A Basescu spokesman later returned the phone to the journalist, and audio portions of the clip were broadcast on Romanian TV stations.

The president issued an apology, saying the remarks were caused by stress.

Basescu "regrets that an improper expression used in a private conversation ... became public," his office said. "He asks her to accept his sincere apology."

Basescu easily won the referendum, with more than 74 percent of Romanians backing him. Parliament had suspended the president and called the referendum, saying he violated the constitution by usurping the role of the prime minister and criticizing the courts.
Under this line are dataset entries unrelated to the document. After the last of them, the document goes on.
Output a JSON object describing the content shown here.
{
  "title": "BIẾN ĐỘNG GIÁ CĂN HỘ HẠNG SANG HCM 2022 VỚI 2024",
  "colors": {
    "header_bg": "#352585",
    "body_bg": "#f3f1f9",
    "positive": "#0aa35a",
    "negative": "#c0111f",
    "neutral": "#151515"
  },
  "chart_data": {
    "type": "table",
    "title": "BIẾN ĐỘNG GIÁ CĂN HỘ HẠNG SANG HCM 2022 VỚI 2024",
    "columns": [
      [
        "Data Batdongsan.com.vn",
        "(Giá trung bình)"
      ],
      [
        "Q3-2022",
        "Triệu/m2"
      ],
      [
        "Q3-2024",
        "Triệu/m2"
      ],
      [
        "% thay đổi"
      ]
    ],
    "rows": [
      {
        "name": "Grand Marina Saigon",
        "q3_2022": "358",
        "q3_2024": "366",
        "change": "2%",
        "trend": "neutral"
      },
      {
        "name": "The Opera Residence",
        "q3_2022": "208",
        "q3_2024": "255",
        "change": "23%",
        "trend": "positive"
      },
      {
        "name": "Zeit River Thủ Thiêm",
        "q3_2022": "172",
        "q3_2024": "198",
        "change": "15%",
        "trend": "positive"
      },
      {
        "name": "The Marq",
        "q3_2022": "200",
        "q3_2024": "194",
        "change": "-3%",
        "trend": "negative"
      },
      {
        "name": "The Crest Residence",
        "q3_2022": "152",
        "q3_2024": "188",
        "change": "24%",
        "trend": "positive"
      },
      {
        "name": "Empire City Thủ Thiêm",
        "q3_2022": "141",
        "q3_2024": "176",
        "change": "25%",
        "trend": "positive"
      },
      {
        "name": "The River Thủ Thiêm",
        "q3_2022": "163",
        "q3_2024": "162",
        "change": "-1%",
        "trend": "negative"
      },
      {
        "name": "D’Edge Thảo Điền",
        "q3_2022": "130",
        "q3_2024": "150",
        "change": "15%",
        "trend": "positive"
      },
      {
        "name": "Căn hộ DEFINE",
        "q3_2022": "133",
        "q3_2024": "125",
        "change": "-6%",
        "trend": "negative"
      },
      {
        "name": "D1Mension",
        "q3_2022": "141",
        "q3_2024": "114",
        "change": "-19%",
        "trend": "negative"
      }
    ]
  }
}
The Constitutional Court had ruled that the president did not abuse his powers, but lawmakers were allowed to make their own decision.

On Monday, about 20 Gypsy and press freedom activists protested at the president's office, some wearing T-shirts reading "Stinky Gypsy." They left a bar of soap and a CD with Gypsy music.

"Not only does the president have a duty not to discriminate ... but he is obliged by the constitution to have a proactive role in fighting all forms of discrimination," the protesters said in a letter.

Gypsies in Romania are routinely discriminated against when applying for jobs, and many of them live in abject poverty.

There are officially some 500,000 Roma, or Gypsies, in Romania, but polls have put the actual figure at more than 1 million. Many do not declare themselves to be Gypsies due to widespread prejudice.